Théorie économique, politiques publiques et dynamiques de l’emploi : de quelques fondements et effets de la réforme de l’assurance-emploi

Mercredi 5 juin 2013

Introduction[1]

La dernière réforme du régime d’assurance chômage canadien, appelé depuis 1996 « assurance-emploi », est entrée en vigueur le 6 janvier 2013, dans la foulée des mesures adoptées en 2012 [2]. Nous la commenterons ici en visant un triple objectif. Premièrement, tirer la réflexion en amont en mettant en évidence deux grilles d’analyse qui en fondent, en bonne partie, l’orientation. La première d’entre elles provient de la théorie économique, plus exactement, puisque nous traitons de chômage et d’emploi, de l’économie du travail « standard » ou « orthodoxe », qualifiée ainsi parce qu’elle occupe une position dominante dans l’enseignement et la recherche en économie au sein des départements universitaires de « sciences économiques » [3] . La seconde grille d’analyse qui sous-tend les changements apportés à l’assurance-chômage est issue, quant à elle, du champ des politiques publiques de l’emploi (PPE), dans lequel une typologie s’est imposée progressivement ces dernières décennies : celle qui oppose les « politiques passives » aux « politiques actives ». Aussi cette conception des PPE est un déterminant important de la restructuration des dernières décennies de l’indemnisation chômage, même si une inflexion peut être notée, dans les préconisations qui s’ensuivent, à partir de la seconde moitié des années 2000. Ces deux entrées, économie du travail standard et PPE passives/actives, font ressortir, non seulement certaines lignes de continuité entre la réforme actuelle et celles qui la précèdent , mais également des points de rupture assez prononcés avec celles-ci. Elles montrent aussi, second objectif , comment les discours scientifiques des économistes rationalisent et légitiment le mouvement de régression des droits sociaux observé depuis le milieu de la décennie 1970 dans le domaine de l’indemnisation du chômage. Car l’économie n’est pas neutre. La prétention de la « science économique » d’écarter la dimension normative de l’investigation scientifique pour produire une connaissance purement positive, c’est-à-dire dénuée de tout jugement de valeur, est un présupposé méthodologique contestable, âprement débattu, de fait, en sciences sociales et même au-delà. La théorie est inévitablement empreinte d’évaluations normatives. Cette question est fondamentale, vu l’influence des économistes auprès des hommes et femmes politiques, mais reste malheureusement largement ignorée.

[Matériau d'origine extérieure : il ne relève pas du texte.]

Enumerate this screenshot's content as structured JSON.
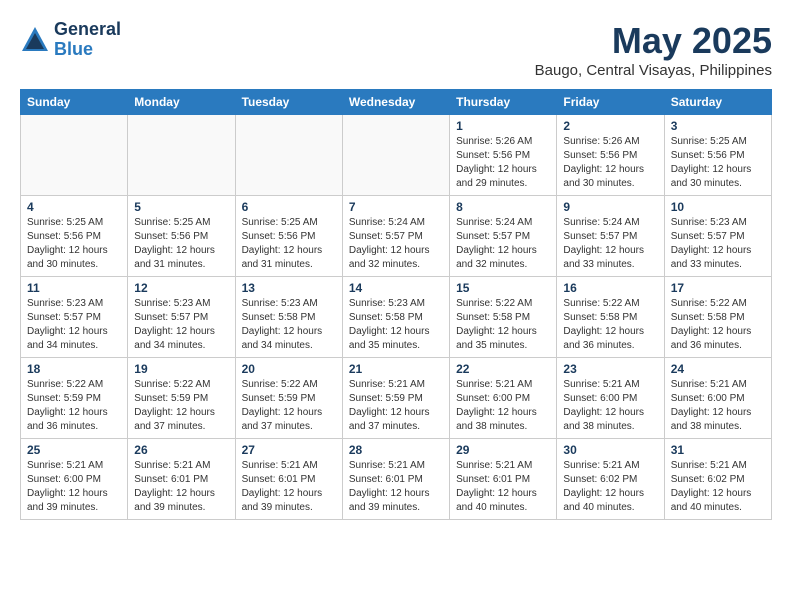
{
  "header": {
    "logo_general": "General",
    "logo_blue": "Blue",
    "month_title": "May 2025",
    "location": "Baugo, Central Visayas, Philippines"
  },
  "weekdays": [
    "Sunday",
    "Monday",
    "Tuesday",
    "Wednesday",
    "Thursday",
    "Friday",
    "Saturday"
  ],
  "weeks": [
    [
      {
        "day": "",
        "info": ""
      },
      {
        "day": "",
        "info": ""
      },
      {
        "day": "",
        "info": ""
      },
      {
        "day": "",
        "info": ""
      },
      {
        "day": "1",
        "info": "Sunrise: 5:26 AM\nSunset: 5:56 PM\nDaylight: 12 hours\nand 29 minutes."
      },
      {
        "day": "2",
        "info": "Sunrise: 5:26 AM\nSunset: 5:56 PM\nDaylight: 12 hours\nand 30 minutes."
      },
      {
        "day": "3",
        "info": "Sunrise: 5:25 AM\nSunset: 5:56 PM\nDaylight: 12 hours\nand 30 minutes."
      }
    ],
    [
      {
        "day": "4",
        "info": "Sunrise: 5:25 AM\nSunset: 5:56 PM\nDaylight: 12 hours\nand 30 minutes."
      },
      {
        "day": "5",
        "info": "Sunrise: 5:25 AM\nSunset: 5:56 PM\nDaylight: 12 hours\nand 31 minutes."
      },
      {
        "day": "6",
        "info": "Sunrise: 5:25 AM\nSunset: 5:56 PM\nDaylight: 12 hours\nand 31 minutes."
      },
      {
        "day": "7",
        "info": "Sunrise: 5:24 AM\nSunset: 5:57 PM\nDaylight: 12 hours\nand 32 minutes."
      },
      {
        "day": "8",
        "info": "Sunrise: 5:24 AM\nSunset: 5:57 PM\nDaylight: 12 hours\nand 32 minutes."
      },
      {
        "day": "9",
        "info": "Sunrise: 5:24 AM\nSunset: 5:57 PM\nDaylight: 12 hours\nand 33 minutes."
      },
      {
        "day": "10",
        "info": "Sunrise: 5:23 AM\nSunset: 5:57 PM\nDaylight: 12 hours\nand 33 minutes."
      }
    ],
    [
      {
        "day": "11",
        "info": "Sunrise: 5:23 AM\nSunset: 5:57 PM\nDaylight: 12 hours\nand 34 minutes."
      },
      {
        "day": "12",
        "info": "Sunrise: 5:23 AM\nSunset: 5:57 PM\nDaylight: 12 hours\nand 34 minutes."
      },
      {
        "day": "13",
        "info": "Sunrise: 5:23 AM\nSunset: 5:58 PM\nDaylight: 12 hours\nand 34 minutes."
      },
      {
        "day": "14",
        "info": "Sunrise: 5:23 AM\nSunset: 5:58 PM\nDaylight: 12 hours\nand 35 minutes."
      },
      {
        "day": "15",
        "info": "Sunrise: 5:22 AM\nSunset: 5:58 PM\nDaylight: 12 hours\nand 35 minutes."
      },
      {
        "day": "16",
        "info": "Sunrise: 5:22 AM\nSunset: 5:58 PM\nDaylight: 12 hours\nand 36 minutes."
      },
      {
        "day": "17",
        "info": "Sunrise: 5:22 AM\nSunset: 5:58 PM\nDaylight: 12 hours\nand 36 minutes."
      }
    ],
    [
      {
        "day": "18",
        "info": "Sunrise: 5:22 AM\nSunset: 5:59 PM\nDaylight: 12 hours\nand 36 minutes."
      },
      {
        "day": "19",
        "info": "Sunrise: 5:22 AM\nSunset: 5:59 PM\nDaylight: 12 hours\nand 37 minutes."
      },
      {
        "day": "20",
        "info": "Sunrise: 5:22 AM\nSunset: 5:59 PM\nDaylight: 12 hours\nand 37 minutes."
      },
      {
        "day": "21",
        "info": "Sunrise: 5:21 AM\nSunset: 5:59 PM\nDaylight: 12 hours\nand 37 minutes."
      },
      {
        "day": "22",
        "info": "Sunrise: 5:21 AM\nSunset: 6:00 PM\nDaylight: 12 hours\nand 38 minutes."
      },
      {
        "day": "23",
        "info": "Sunrise: 5:21 AM\nSunset: 6:00 PM\nDaylight: 12 hours\nand 38 minutes."
      },
      {
        "day": "24",
        "info": "Sunrise: 5:21 AM\nSunset: 6:00 PM\nDaylight: 12 hours\nand 38 minutes."
      }
    ],
    [
      {
        "day": "25",
        "info": "Sunrise: 5:21 AM\nSunset: 6:00 PM\nDaylight: 12 hours\nand 39 minutes."
      },
      {
        "day": "26",
        "info": "Sunrise: 5:21 AM\nSunset: 6:01 PM\nDaylight: 12 hours\nand 39 minutes."
      },
      {
        "day": "27",
        "info": "Sunrise: 5:21 AM\nSunset: 6:01 PM\nDaylight: 12 hours\nand 39 minutes."
      },
      {
        "day": "28",
        "info": "Sunrise: 5:21 AM\nSunset: 6:01 PM\nDaylight: 12 hours\nand 39 minutes."
      },
      {
        "day": "29",
        "info": "Sunrise: 5:21 AM\nSunset: 6:01 PM\nDaylight: 12 hours\nand 40 minutes."
      },
      {
        "day": "30",
        "info": "Sunrise: 5:21 AM\nSunset: 6:02 PM\nDaylight: 12 hours\nand 40 minutes."
      },
      {
        "day": "31",
        "info": "Sunrise: 5:21 AM\nSunset: 6:02 PM\nDaylight: 12 hours\nand 40 minutes."
      }
    ]
  ]
}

  • [1] Texte de la communication présentée au colloque intitulé Assurance-emploi : analyse économique de la réforme et perspectives d’avenir, organisé par Économie autrement, en collaboration avec l’Alliance de recherche universités- communautés sur la gestion des âges et des temps sociaux (ARUC-GATS), Montréal, 26 Avril 2013 ; l’auteure est économiste, professeure titulaire au département des relations industrielles de l’Université Laval et membre du Collectif Économie autrement ; Sylvie.Morel@rlt.ulaval.ca ; http://www.rlt.ulaval.ca/?pid=893
  • [2] C’est dans le budget de 2012-2013 que le gouvernement fédéral a annoncé son intention de « moderniser » le programme d’assurance-emploi. Les mesures qui y étaient contenues ont été adoptées le 18 juin 2012 dans le cadre d’un projet de loi omnibus (C-38) de mise en œuvre du budget.
  • [3] L’approche standard en économie renvoie à la théorie économique développée depuis la fin du 19e siècle sous l’étiquette « néoclassique ». Pour la majorité des économistes, la « science économique » se résume à cette seule école de pensée, d’où le fait que l’on puisse parler d’une véritable « orthodoxie » ou encore de « pensée unique » en économie.